Der gute Ton verlangt, dass man keine Schallplatten macht, hieß jahrzehntelang die Devise Sergiu Celibidaches, der gleichwohl Rundfunkproduktionen, wie sie sich aus seinem Beruf ergaben, jederzeit zustimmen musste. Die wenigen rund dreißig Jahre alten Aufnahmen, die heute von ihm im Handel erhältlich sind (Mozart, Tschaikowsky, Haydn, Mendelssohn, Bizet, Strawinsky) waren ungenehmigte "Raubpressungen". Bei einer jüngeren Einspielung von Bruckners siebenter Symphonie handelte es sich um unverkäufliche Muster in beschränkter Auflage für einen kleinen Kreis.
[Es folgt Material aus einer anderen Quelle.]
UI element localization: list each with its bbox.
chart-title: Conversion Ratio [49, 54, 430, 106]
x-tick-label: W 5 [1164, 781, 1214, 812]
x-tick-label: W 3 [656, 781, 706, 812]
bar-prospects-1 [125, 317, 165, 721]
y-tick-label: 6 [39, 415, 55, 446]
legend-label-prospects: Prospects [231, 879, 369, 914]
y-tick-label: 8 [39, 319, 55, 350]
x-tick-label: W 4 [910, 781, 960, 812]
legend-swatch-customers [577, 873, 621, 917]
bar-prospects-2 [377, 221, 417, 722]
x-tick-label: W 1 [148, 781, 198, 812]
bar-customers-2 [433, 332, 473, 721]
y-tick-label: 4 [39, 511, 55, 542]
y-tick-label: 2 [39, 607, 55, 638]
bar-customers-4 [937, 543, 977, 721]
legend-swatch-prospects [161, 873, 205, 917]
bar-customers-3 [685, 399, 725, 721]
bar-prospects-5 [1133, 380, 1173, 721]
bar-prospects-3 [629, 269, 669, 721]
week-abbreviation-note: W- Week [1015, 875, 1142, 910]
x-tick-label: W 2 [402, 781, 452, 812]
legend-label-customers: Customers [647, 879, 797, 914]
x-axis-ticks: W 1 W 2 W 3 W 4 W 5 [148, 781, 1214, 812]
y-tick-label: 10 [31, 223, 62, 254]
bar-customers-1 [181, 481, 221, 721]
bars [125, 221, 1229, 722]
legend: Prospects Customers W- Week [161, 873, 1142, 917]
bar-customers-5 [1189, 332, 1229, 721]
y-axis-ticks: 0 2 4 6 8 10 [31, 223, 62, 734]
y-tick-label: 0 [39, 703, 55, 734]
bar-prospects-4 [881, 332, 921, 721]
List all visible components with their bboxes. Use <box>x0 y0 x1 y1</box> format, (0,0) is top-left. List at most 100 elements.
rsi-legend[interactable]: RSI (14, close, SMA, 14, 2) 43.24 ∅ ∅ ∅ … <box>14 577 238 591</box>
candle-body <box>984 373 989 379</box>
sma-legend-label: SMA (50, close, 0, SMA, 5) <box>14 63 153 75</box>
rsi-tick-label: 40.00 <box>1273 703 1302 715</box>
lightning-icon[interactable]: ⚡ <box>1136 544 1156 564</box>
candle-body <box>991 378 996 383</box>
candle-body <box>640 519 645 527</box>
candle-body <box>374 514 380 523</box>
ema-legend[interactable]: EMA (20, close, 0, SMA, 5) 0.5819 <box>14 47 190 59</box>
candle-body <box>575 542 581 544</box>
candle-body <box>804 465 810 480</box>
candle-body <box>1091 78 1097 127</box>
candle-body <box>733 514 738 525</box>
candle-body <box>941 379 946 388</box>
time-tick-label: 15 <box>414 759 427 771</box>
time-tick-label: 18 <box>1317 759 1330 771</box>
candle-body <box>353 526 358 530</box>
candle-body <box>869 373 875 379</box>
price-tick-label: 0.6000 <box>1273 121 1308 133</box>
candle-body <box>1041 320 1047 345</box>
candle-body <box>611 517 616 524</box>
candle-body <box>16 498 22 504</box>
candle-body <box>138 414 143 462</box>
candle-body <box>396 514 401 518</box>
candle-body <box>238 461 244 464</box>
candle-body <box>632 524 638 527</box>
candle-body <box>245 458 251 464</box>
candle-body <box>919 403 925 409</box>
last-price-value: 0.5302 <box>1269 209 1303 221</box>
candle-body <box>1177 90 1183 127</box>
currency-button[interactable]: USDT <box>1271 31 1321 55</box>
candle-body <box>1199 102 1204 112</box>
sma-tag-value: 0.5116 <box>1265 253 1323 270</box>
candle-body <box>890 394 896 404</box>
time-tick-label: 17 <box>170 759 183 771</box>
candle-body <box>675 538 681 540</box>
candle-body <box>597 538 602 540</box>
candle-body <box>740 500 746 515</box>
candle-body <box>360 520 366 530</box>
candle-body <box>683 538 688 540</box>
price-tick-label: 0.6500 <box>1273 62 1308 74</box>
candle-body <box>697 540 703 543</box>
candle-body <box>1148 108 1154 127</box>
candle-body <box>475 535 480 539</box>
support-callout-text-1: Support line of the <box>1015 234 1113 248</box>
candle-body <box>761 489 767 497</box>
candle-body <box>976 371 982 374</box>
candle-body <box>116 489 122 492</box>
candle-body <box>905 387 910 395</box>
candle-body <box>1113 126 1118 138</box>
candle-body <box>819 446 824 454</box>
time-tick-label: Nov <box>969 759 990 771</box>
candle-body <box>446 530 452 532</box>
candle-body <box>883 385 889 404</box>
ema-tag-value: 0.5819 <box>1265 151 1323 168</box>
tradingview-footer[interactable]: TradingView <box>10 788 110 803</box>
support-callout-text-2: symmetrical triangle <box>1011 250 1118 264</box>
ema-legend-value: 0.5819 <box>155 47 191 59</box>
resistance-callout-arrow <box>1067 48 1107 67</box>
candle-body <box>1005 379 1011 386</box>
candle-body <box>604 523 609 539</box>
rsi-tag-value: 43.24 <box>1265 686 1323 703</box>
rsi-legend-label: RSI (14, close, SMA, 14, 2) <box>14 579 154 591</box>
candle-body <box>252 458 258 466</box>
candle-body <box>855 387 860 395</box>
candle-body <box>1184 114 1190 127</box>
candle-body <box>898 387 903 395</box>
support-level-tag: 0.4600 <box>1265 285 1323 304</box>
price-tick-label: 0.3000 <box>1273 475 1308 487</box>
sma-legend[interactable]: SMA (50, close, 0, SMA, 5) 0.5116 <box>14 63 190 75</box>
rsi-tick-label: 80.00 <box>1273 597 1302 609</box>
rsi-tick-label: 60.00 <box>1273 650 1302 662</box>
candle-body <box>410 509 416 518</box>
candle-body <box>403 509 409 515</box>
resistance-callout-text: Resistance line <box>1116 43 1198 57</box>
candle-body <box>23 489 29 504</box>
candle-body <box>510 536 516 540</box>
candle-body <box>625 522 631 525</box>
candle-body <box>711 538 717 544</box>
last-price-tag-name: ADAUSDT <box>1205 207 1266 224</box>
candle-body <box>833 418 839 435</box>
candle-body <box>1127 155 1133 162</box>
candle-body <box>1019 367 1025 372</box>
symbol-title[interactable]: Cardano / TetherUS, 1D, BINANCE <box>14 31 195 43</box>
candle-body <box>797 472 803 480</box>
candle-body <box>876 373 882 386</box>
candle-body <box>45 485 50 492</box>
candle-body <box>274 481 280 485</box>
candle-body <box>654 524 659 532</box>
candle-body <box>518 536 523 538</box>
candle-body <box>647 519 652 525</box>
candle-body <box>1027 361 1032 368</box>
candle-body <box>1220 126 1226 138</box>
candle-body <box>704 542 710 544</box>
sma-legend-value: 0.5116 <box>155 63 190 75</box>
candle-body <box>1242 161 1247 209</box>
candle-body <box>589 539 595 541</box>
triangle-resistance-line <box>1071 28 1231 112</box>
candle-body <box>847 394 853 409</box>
Nun gelangte erstmals mit des Meisters Segen eine Celibidache-Schallplätte auf den Markt. Sie liefert gleich eine zweite Überraschung mit, denn der Dirigent stellt sich hier zugleich als Komponist vor, und zwar mit seinem "Taschengarten", jener Orchesterkomposition für Kinder, die im vergangenen Jahr in Stuttgart aus der Taufe gehoben worden war.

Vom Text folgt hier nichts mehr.